Le Forum européen milite depuis longtemps en faveur des droits des stagiaires et détient lui-même un label « champion » au classement d’InternsGoPro pour la qualité des stages qu’il propose.

Le Forum européen a mis au point la Charte européenne pour la qualité des stages et des apprentissages afin de définir les normes minimum des stages en Europe en termes de valeur éducative, de droits et de rémunération. Georgallis précise à Equal Times qu’il est nécessaire de mettre au point une législation spécifique pour protéger les stagiaires.

« Si un stagiaire est assimilé à un travailleur, il n’y a plus de dimension éducative. En même temps, nous devons considérer un stagiaire comme une personne qui est employée pendant une certaine période dans un environnement de travail. C’est pourquoi nous souhaitons qu’il y ait une législation spécifique, car il s’agit d’une nouvelle catégorie », commente Georgallis.

Elle appelle les syndicats et la société civile à s’associer aux organisations de jeunes pour exiger des stages de meilleure qualité.

« On ne peut pas laisser aux jeunes la responsabilité de dire non à des stages injustes. De nombreux stagiaires connaissent des difficultés financières parce qu’ils travaillent gratuitement ou, s’ils n’ont pas de revenus, ils ne peuvent pas se permettre d’effectuer un stage de six mois non rémunéré ».

Une approche préventive

Comme InternsGoPro, le Forum européen de la jeunesse a adopté une approche préventive à l’égard des employeurs concernant la difficulté à offrir des stages de qualité.

« Nous réfléchissons avec eux à ce qu’ils peuvent faire, comment ils peuvent y arriver et quels peuvent être les avantages », explique Georgallis. Le Forum européen de la jeunesse a également publié un guide sur les stages de qualité à l’attention des employeurs.
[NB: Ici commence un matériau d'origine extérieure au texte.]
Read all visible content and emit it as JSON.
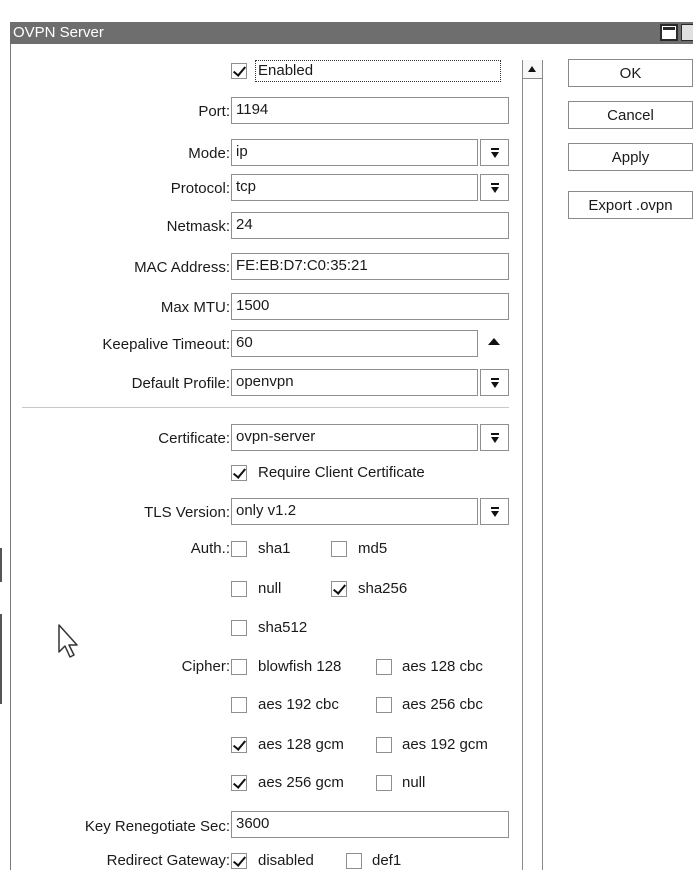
{
  "window": {
    "title": "OVPN Server"
  },
  "buttons": {
    "ok": "OK",
    "cancel": "Cancel",
    "apply": "Apply",
    "export": "Export .ovpn"
  },
  "general": {
    "enabled_label": "Enabled",
    "enabled": true,
    "port_label": "Port:",
    "port": "1194",
    "mode_label": "Mode:",
    "mode": "ip",
    "protocol_label": "Protocol:",
    "protocol": "tcp",
    "netmask_label": "Netmask:",
    "netmask": "24",
    "mac_label": "MAC Address:",
    "mac": "FE:EB:D7:C0:35:21",
    "mtu_label": "Max MTU:",
    "mtu": "1500",
    "keepalive_label": "Keepalive Timeout:",
    "keepalive": "60",
    "profile_label": "Default Profile:",
    "profile": "openvpn"
  },
  "security": {
    "certificate_label": "Certificate:",
    "certificate": "ovpn-server",
    "require_client_cert_label": "Require Client Certificate",
    "require_client_cert": true,
    "tls_label": "TLS Version:",
    "tls": "only v1.2",
    "auth_label": "Auth.:",
    "auth": [
      {
        "name": "sha1",
        "checked": false
      },
      {
        "name": "md5",
        "checked": false
      },
      {
        "name": "null",
        "checked": false
      },
      {
        "name": "sha256",
        "checked": true
      },
      {
        "name": "sha512",
        "checked": false
      }
    ],
    "cipher_label": "Cipher:",
    "cipher": [
      {
        "name": "blowfish 128",
        "checked": false
      },
      {
        "name": "aes 128 cbc",
        "checked": false
      },
      {
        "name": "aes 192 cbc",
        "checked": false
      },
      {
        "name": "aes 256 cbc",
        "checked": false
      },
      {
        "name": "aes 128 gcm",
        "checked": true
      },
      {
        "name": "aes 192 gcm",
        "checked": false
      },
      {
        "name": "aes 256 gcm",
        "checked": true
      },
      {
        "name": "null",
        "checked": false
      }
    ],
    "renegotiate_label": "Key Renegotiate Sec:",
    "renegotiate": "3600",
    "redirect_label": "Redirect Gateway:",
    "redirect": [
      {
        "name": "disabled",
        "checked": true
      },
      {
        "name": "def1",
        "checked": false
      }
    ]
  }
}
Georgallis affirme que la taille des entreprises est un facteur important pour déterminer la qualité des stages. En effet, il est plus facile de nouer le dialogue avec les grandes multinationales dotées de solides ressources humaines et de politiques de recrutement, tandis que les entreprises plus petites peuvent rencontrer des problèmes au niveau des coûts.
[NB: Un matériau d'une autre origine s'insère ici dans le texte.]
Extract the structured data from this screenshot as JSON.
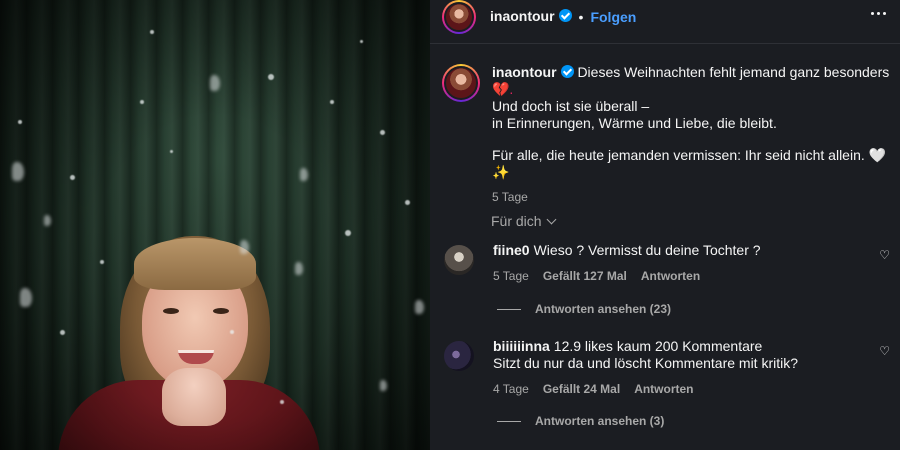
{
  "post": {
    "username": "inaontour",
    "follow_label": "Folgen",
    "separator": "•"
  },
  "caption": {
    "username": "inaontour",
    "line1": "Dieses Weihnachten fehlt jemand ganz besonders",
    "line1_emoji": "💔.",
    "line2": "Und doch ist sie überall –",
    "line3": "in Erinnerungen, Wärme und Liebe, die bleibt.",
    "line4": "Für alle, die heute jemanden vermissen: Ihr seid nicht allein.",
    "line4_emoji": "🤍✨",
    "time": "5 Tage"
  },
  "sort_label": "Für dich",
  "comments": [
    {
      "username": "fiine0",
      "text": "Wieso ? Vermisst du deine Tochter ?",
      "time": "5 Tage",
      "likes": "Gefällt 127 Mal",
      "reply_label": "Antworten",
      "view_replies": "Antworten ansehen (23)"
    },
    {
      "username": "biiiiiinna",
      "text": "12.9 likes kaum 200 Kommentare",
      "text2": "Sitzt du nur da und löscht Kommentare mit kritik?",
      "time": "4 Tage",
      "likes": "Gefällt 24 Mal",
      "reply_label": "Antworten",
      "view_replies": "Antworten ansehen (3)"
    }
  ],
  "icons": {
    "verified": "verified-badge-icon",
    "more": "more-options-icon",
    "like": "heart-outline-icon",
    "chevron": "chevron-down-icon"
  },
  "colors": {
    "panel_bg": "#1b1d22",
    "link_blue": "#4a9eff",
    "muted": "#a8a8a8"
  }
}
Elle rappelle toutefois que « cela ne doit jamais être une excuse pour proposer des stages de mauvaise qualité aux jeunes. J’espère que les employeurs commencent à prendre conscience de la valeur de la responsabilité sociale des entreprises et de l’importance de l’investissement dans les employés ».
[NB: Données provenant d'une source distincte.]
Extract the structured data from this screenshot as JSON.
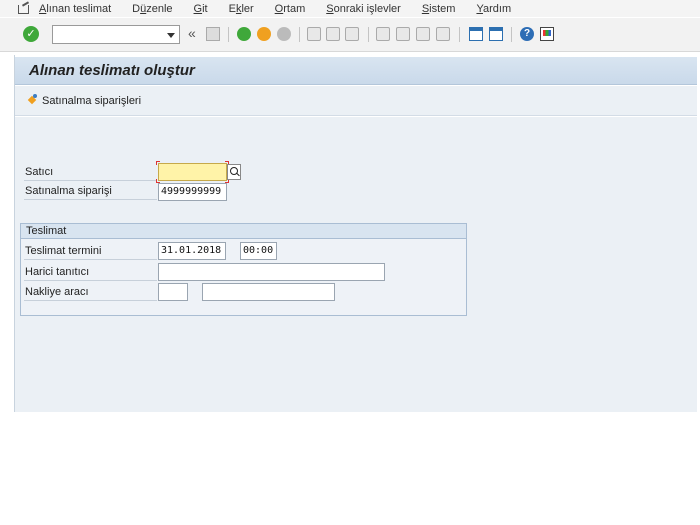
{
  "menu": {
    "items": [
      {
        "pre": "",
        "ul": "A",
        "post": "lınan teslimat"
      },
      {
        "pre": "D",
        "ul": "ü",
        "post": "zenle"
      },
      {
        "pre": "",
        "ul": "G",
        "post": "it"
      },
      {
        "pre": "E",
        "ul": "k",
        "post": "ler"
      },
      {
        "pre": "",
        "ul": "O",
        "post": "rtam"
      },
      {
        "pre": "",
        "ul": "S",
        "post": "onraki işlevler"
      },
      {
        "pre": "",
        "ul": "S",
        "post": "istem"
      },
      {
        "pre": "",
        "ul": "Y",
        "post": "ardım"
      }
    ]
  },
  "toolbar": {
    "ok_glyph": "✓",
    "command_value": "",
    "chevron": "«",
    "help_glyph": "?"
  },
  "page": {
    "title": "Alınan teslimatı oluştur",
    "po_button_label": "Satınalma siparişleri"
  },
  "form": {
    "satici_label": "Satıcı",
    "satici_value": "",
    "po_label": "Satınalma siparişi",
    "po_value": "4999999999"
  },
  "teslimat": {
    "title": "Teslimat",
    "date_label": "Teslimat termini",
    "date_value": "31.01.2018",
    "time_value": "00:00",
    "ext_id_label": "Harici tanıtıcı",
    "ext_id_value": "",
    "vehicle_label": "Nakliye aracı",
    "vehicle_value_1": "",
    "vehicle_value_2": ""
  }
}
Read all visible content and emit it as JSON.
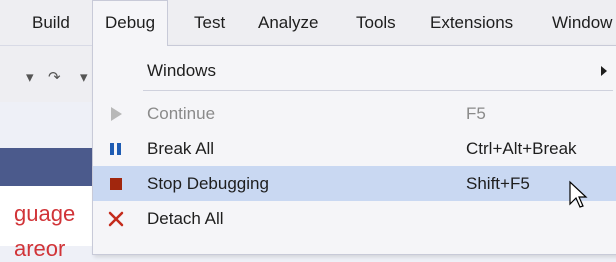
{
  "menubar": {
    "items": [
      "Build",
      "Debug",
      "Test",
      "Analyze",
      "Tools",
      "Extensions",
      "Window"
    ],
    "open_item": "Debug"
  },
  "editor": {
    "visible_text_1": "guage",
    "visible_text_2": "areor"
  },
  "dropdown": {
    "items": [
      {
        "label": "Windows",
        "shortcut": "",
        "has_submenu": true,
        "enabled": true,
        "icon": ""
      },
      {
        "label": "Continue",
        "shortcut": "F5",
        "has_submenu": false,
        "enabled": false,
        "icon": "play-icon"
      },
      {
        "label": "Break All",
        "shortcut": "Ctrl+Alt+Break",
        "has_submenu": false,
        "enabled": true,
        "icon": "pause-icon"
      },
      {
        "label": "Stop Debugging",
        "shortcut": "Shift+F5",
        "has_submenu": false,
        "enabled": true,
        "icon": "stop-icon",
        "highlighted": true
      },
      {
        "label": "Detach All",
        "shortcut": "",
        "has_submenu": false,
        "enabled": true,
        "icon": "close-icon"
      }
    ]
  },
  "colors": {
    "highlight": "#c9d8f2",
    "stop_icon": "#a1260d",
    "pause_icon": "#1e5cb3",
    "detach_icon": "#c42b1c",
    "editor_text": "#d13438"
  }
}
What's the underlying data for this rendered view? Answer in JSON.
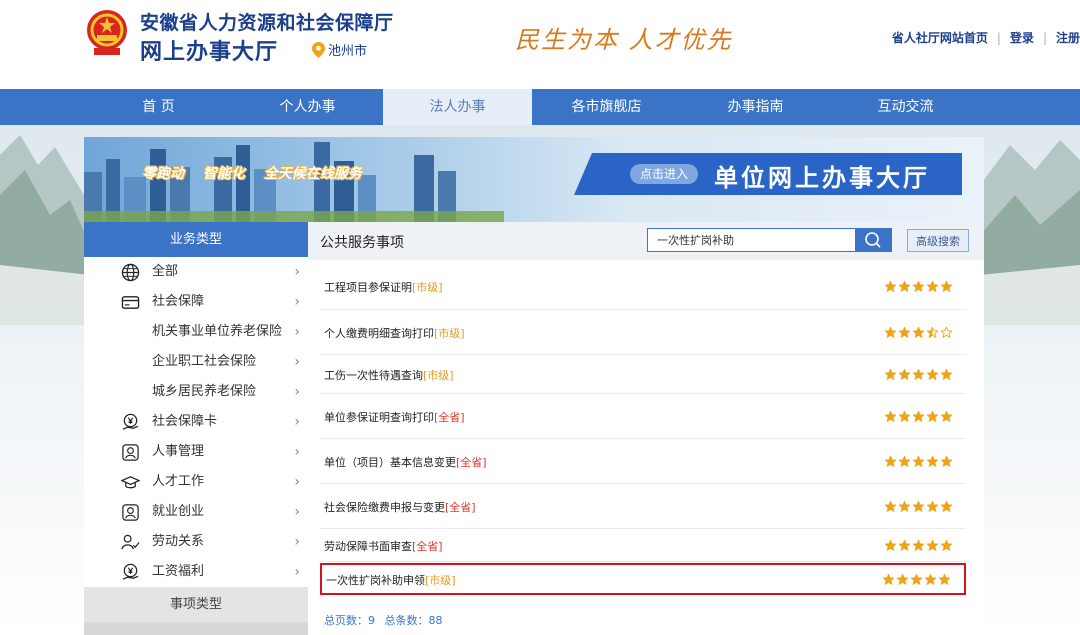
{
  "header": {
    "site_title": "安徽省人力资源和社会保障厅",
    "hall_title": "网上办事大厅",
    "city": "池州市",
    "slogan": "民生为本 人才优先",
    "links": [
      "省人社厅网站首页",
      "登录",
      "注册"
    ]
  },
  "nav": {
    "items": [
      {
        "label": "首 页"
      },
      {
        "label": "个人办事"
      },
      {
        "label": "法人办事",
        "active": true
      },
      {
        "label": "各市旗舰店"
      },
      {
        "label": "办事指南"
      },
      {
        "label": "互动交流"
      }
    ]
  },
  "banner": {
    "tags": [
      "零跑动",
      "智能化",
      "全天候在线服务"
    ],
    "enter_label": "点击进入",
    "cta_title": "单位网上办事大厅"
  },
  "sidebar": {
    "header": "业务类型",
    "items": [
      {
        "label": "全部",
        "icon": "globe-icon"
      },
      {
        "label": "社会保障",
        "icon": "card-icon"
      },
      {
        "label": "机关事业单位养老保险",
        "icon": ""
      },
      {
        "label": "企业职工社会保险",
        "icon": ""
      },
      {
        "label": "城乡居民养老保险",
        "icon": ""
      },
      {
        "label": "社会保障卡",
        "icon": "hand-yuan-icon"
      },
      {
        "label": "人事管理",
        "icon": "person-badge-icon"
      },
      {
        "label": "人才工作",
        "icon": "graduation-cap-icon"
      },
      {
        "label": "就业创业",
        "icon": "person-badge-icon"
      },
      {
        "label": "劳动关系",
        "icon": "people-check-icon"
      },
      {
        "label": "工资福利",
        "icon": "hand-yuan-icon"
      }
    ],
    "footer": "事项类型"
  },
  "main": {
    "title": "公共服务事项",
    "search": {
      "value": "一次性扩岗补助",
      "placeholder": ""
    },
    "advanced_label": "高级搜索",
    "rows": [
      {
        "name": "工程项目参保证明",
        "tag": "[市级]",
        "tag_type": "city",
        "rating": 5
      },
      {
        "name": "个人缴费明细查询打印",
        "tag": "[市级]",
        "tag_type": "city",
        "rating": 3.5
      },
      {
        "name": "工伤一次性待遇查询",
        "tag": "[市级]",
        "tag_type": "city",
        "rating": 5
      },
      {
        "name": "单位参保证明查询打印",
        "tag": "[全省]",
        "tag_type": "prov",
        "rating": 5
      },
      {
        "name": "单位（项目）基本信息变更",
        "tag": "[全省]",
        "tag_type": "prov",
        "rating": 5
      },
      {
        "name": "社会保险缴费申报与变更",
        "tag": "[全省]",
        "tag_type": "prov",
        "rating": 5
      },
      {
        "name": "劳动保障书面审查",
        "tag": "[全省]",
        "tag_type": "prov",
        "rating": 5
      },
      {
        "name": "一次性扩岗补助申领",
        "tag": "[市级]",
        "tag_type": "city",
        "rating": 5,
        "highlighted": true
      }
    ],
    "totals": {
      "pages_label": "总页数：9",
      "count_label": "总条数：88"
    }
  },
  "colors": {
    "brand_blue": "#3b74c6",
    "title_blue": "#1c3f8c",
    "star": "#f0a313",
    "tag_city": "#e29a1c",
    "tag_prov": "#e0352b",
    "highlight": "#d4141c"
  }
}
Une autre entreprise peut se prévaloir du label « champion » : la société portugaise en ligne Uniplaces, qui recherche des logements pour étudiants dans plus de 165 pays. Filipa Larangeira, qui dirige le service dédié aux personnes et à la culture chez Uniplaces, mentionne à Equal Times l’effet positif du label d’InternsGoPro sur l’entreprise.

« Le label a un impact important sur la façon dont nous sommes perçus en tant qu’employeur. Nous recevons de nombreuses candidatures et nous tenons à mettre en avant cette distinction ».

Madame Larangeira note qu’Uniplaces traite ses stagiaires comme de nouveaux employés, et que la société offre des emplois permanents à près de 75% de ses stagiaires.

En dépit des avancées réalisées, l’exploitation des stagiaires demeure problématique. Une Recommandation du Conseil de l’UE relative à un cadre de qualité pour les stages datant de 2014 a fait l’objet de vives critiques de la part des organisations de jeunes, dont le Forum européen de la jeunesse et InternsGoPros. Ils reprochaient à la proposition de ne pas contenir certains des éléments principaux qui définissent un stage de qualité.

« Nous mettons l’accent sur les principes de qualité mais il appartient aux responsables politiques, en collaboration avec les partenaires sociaux, de trouver la combinaison parfaite », conclut Georgallis, en rappelant que les organisations de jeunes doivent participer à toutes les futures discussions.

Cette question semble prendre de l’ampleur après la suggestion de la France d’en discuter lors de l’Assemblée générale des Nations Unies, suite aux nombreuses critiques en rapport avec des stages non rémunérés aux Nations Unies.

« Les Nations Unies emploient 6000 stagiaires chaque année dans des villes très chères telles que Genève et New York, fait remarquer Pradal. Elles perpétuent l’élitisme, étant donné que seuls les stagiaires des pays riches ont la possibilité d’effectuer ces stages ».